MetricLabelsDescription
deltaforge_outbox_transformed_total-Events successfully transformed
deltaforge_outbox_dropped_totalreasonEvents dropped or rejected

Drop reasons:

ReasonMeaning
non_insertUPDATE/DELETE on outbox table (expected, harmless)
non_objectevent.after is not a JSON object
null_payloadevent.after is null
strict_missing_fieldsStrict mode: required field missing (batch fails)
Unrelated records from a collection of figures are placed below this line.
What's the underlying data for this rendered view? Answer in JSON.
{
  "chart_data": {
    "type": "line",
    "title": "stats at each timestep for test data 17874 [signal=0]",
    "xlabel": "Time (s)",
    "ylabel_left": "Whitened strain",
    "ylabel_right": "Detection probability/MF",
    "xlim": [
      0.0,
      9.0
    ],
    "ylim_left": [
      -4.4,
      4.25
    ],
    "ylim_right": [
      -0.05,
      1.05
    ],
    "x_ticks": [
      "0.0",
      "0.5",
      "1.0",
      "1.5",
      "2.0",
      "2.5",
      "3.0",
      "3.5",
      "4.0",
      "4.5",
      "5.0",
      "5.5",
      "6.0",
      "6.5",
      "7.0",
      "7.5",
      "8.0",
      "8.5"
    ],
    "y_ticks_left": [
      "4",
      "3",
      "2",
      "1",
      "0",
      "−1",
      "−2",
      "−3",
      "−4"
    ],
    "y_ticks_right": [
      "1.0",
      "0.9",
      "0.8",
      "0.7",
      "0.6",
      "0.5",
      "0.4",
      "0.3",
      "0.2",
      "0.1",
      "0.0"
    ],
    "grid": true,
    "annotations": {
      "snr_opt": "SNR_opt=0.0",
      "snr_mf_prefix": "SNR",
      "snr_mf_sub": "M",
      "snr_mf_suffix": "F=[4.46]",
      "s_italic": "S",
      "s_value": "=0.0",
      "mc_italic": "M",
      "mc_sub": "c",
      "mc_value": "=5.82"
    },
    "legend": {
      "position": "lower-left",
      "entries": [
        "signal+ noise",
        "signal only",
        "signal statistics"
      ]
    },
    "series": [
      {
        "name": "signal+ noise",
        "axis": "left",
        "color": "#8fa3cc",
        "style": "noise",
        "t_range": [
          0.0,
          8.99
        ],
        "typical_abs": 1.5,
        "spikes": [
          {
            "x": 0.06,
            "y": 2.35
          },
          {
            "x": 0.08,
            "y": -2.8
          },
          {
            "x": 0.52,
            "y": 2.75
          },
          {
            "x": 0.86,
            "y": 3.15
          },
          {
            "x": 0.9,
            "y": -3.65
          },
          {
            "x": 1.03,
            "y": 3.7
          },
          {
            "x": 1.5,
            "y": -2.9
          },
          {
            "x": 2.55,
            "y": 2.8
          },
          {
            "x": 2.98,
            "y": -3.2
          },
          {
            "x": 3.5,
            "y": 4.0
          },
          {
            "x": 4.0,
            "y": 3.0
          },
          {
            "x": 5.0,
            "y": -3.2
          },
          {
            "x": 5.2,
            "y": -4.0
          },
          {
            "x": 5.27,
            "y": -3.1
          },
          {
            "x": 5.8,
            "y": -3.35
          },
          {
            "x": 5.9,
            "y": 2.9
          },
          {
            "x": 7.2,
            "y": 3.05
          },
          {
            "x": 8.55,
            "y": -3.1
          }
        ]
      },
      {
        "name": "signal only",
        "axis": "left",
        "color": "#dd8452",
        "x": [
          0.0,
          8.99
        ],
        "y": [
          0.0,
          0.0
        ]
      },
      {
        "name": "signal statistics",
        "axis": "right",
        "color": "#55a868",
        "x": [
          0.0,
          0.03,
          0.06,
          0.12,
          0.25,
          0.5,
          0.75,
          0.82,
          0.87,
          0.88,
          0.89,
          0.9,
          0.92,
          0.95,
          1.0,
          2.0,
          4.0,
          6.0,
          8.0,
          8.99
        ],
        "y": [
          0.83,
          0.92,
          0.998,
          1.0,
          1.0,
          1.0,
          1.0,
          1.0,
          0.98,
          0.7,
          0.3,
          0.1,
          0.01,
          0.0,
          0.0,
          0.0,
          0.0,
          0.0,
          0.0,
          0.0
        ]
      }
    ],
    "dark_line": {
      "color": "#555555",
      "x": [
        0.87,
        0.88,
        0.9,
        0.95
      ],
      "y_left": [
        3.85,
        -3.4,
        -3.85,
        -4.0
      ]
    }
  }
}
In strict mode, strict_missing_fields increments the counter and returns an error that halts the batch - the pipeline will not silently lose events.

Tips

  • PostgreSQL WAL messages are lightweight. No table, no index, no vacuum - just a single WAL entry per message. Prefer this over table-based outbox when using PostgreSQL.
  • MySQL BLACKHOLE engine avoids storing outbox rows on disk. The row is written to the binlog and immediately discarded. Use it in production to avoid unbounded table growth.
  • Outbox events coexist with normal CDC. The processor passes through all non-outbox events untouched, so you can mix regular table capture and outbox in the same pipeline.
  • Topic templates use ${field} syntax, same as dynamic routing. The template resolves directly against the raw outbox payload columns - use your actual column names like ${domain}.${action}, no remapping needed.
  • At-least-once delivery applies to outbox events just like regular CDC events. Downstream consumers should be idempotent - use the df-event-id header for idempotency, or aggregate_id + event_type as a composite dedup key.
  • Malformed events are logged and dropped by default. Non-INSERT operations, null payloads, and non-object payloads produce a WARN-level log with the table name and reason. They do not propagate to sinks. Enable strict: true to fail the batch instead of dropping - this ensures operators are alerted to schema issues before events are lost.